Maximum Likelihood Learning With Arbitrary Treewidth via Fast-Mixing Parameter Sets
This provides theoretical guarantees for practical MCMC-based learning in exponential families, addressing a bottleneck in machine learning for researchers and practitioners working with intractable models.
The paper tackles the challenge of maximum likelihood learning in high-treewidth models by proving that gradient descent with MCMC-sampled gradients approximates the solution when parameters are constrained to fast-mixing sets, achieving accuracy with cubic or quadratic effort in 1/epsilon for unregularized and regularized cases, respectively.

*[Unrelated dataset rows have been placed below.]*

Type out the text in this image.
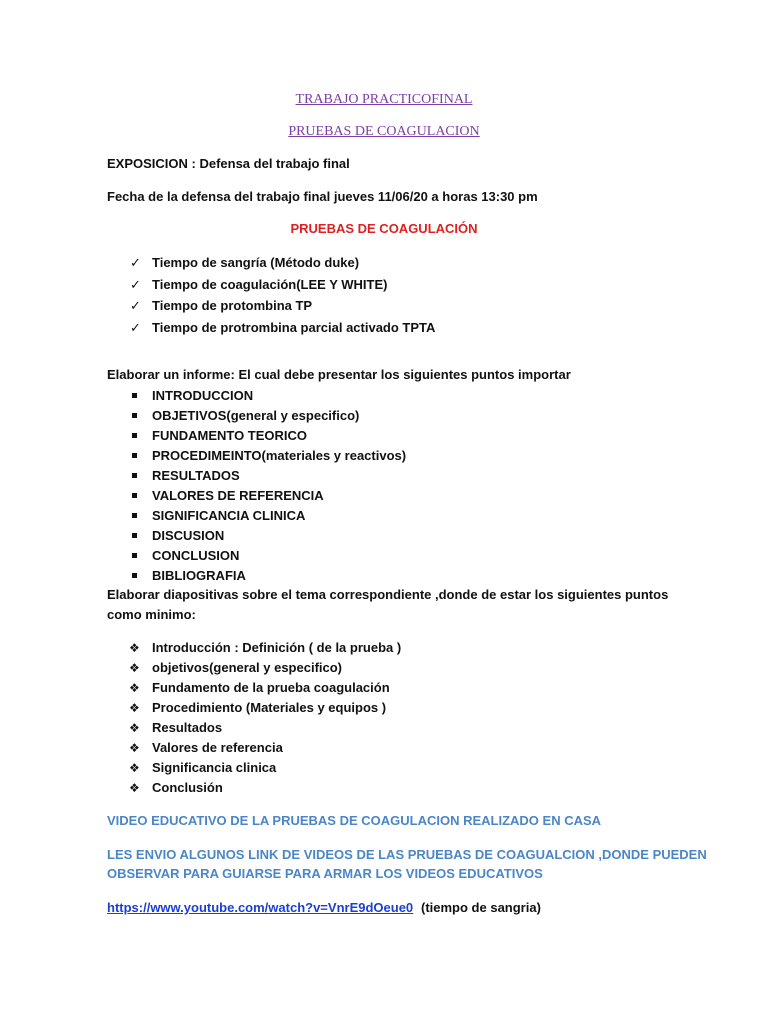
TRABAJO PRACTICOFINAL
PRUEBAS DE COAGULACION
EXPOSICION : Defensa del trabajo final
Fecha de la defensa del trabajo final jueves 11/06/20 a horas 13:30 pm
PRUEBAS DE COAGULACIÓN
✓ Tiempo de sangría (Método duke)
✓ Tiempo de coagulación(LEE Y WHITE)
✓ Tiempo de protombina TP
✓ Tiempo de protrombina parcial activado TPTA
Elaborar un informe: El cual debe presentar los siguientes puntos importar
INTRODUCCION
OBJETIVOS(general y especifico)
FUNDAMENTO TEORICO
PROCEDIMEINTO(materiales y reactivos)
RESULTADOS
VALORES DE REFERENCIA
SIGNIFICANCIA CLINICA
DISCUSION
CONCLUSION
BIBLIOGRAFIA
Elaborar diapositivas sobre el tema correspondiente ,donde de estar los siguientes puntos
como minimo:
❖ Introducción : Definición ( de la prueba )
❖ objetivos(general y especifico)
❖ Fundamento de la prueba coagulación
❖ Procedimiento (Materiales y equipos )
❖ Resultados
❖ Valores de referencia
❖ Significancia clinica
❖ Conclusión
VIDEO EDUCATIVO DE LA PRUEBAS DE COAGULACION REALIZADO EN CASA
LES ENVIO ALGUNOS LINK DE VIDEOS DE LAS PRUEBAS DE COAGUALCION ,DONDE PUEDEN
OBSERVAR PARA GUIARSE PARA ARMAR LOS VIDEOS EDUCATIVOS
https://www.youtube.com/watch?v=VnrE9dOeue0 (tiempo de sangria)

Inference is typically intractable in high-treewidth undirected graphical models, making maximum likelihood learning a challenge. One way to overcome this is to restrict parameters to a tractable set, most typically the set of tree-structured parameters. This paper explores an alternative notion of a tractable set, namely a set of "fast-mixing parameters" where Markov chain Monte Carlo (MCMC) inference can be guaranteed to quickly converge to the stationary distribution. While it is common in practice to approximate the likelihood gradient using samples obtained from MCMC, such procedures lack theoretical guarantees. This paper proves that for any exponential family with bounded sufficient statistics, (not just graphical models) when parameters are constrained to a fast-mixing set, gradient descent with gradients approximated by sampling will approximate the maximum likelihood solution inside the set with high-probability. When unregularized, to find a solution epsilon-accurate in log-likelihood requires a total amount of effort cubic in 1/epsilon, disregarding logarithmic factors. When ridge-regularized, strong convexity allows a solution epsilon-accurate in parameter distance with effort quadratic in 1/epsilon. Both of these provide of a fully-polynomial time randomized approximation scheme.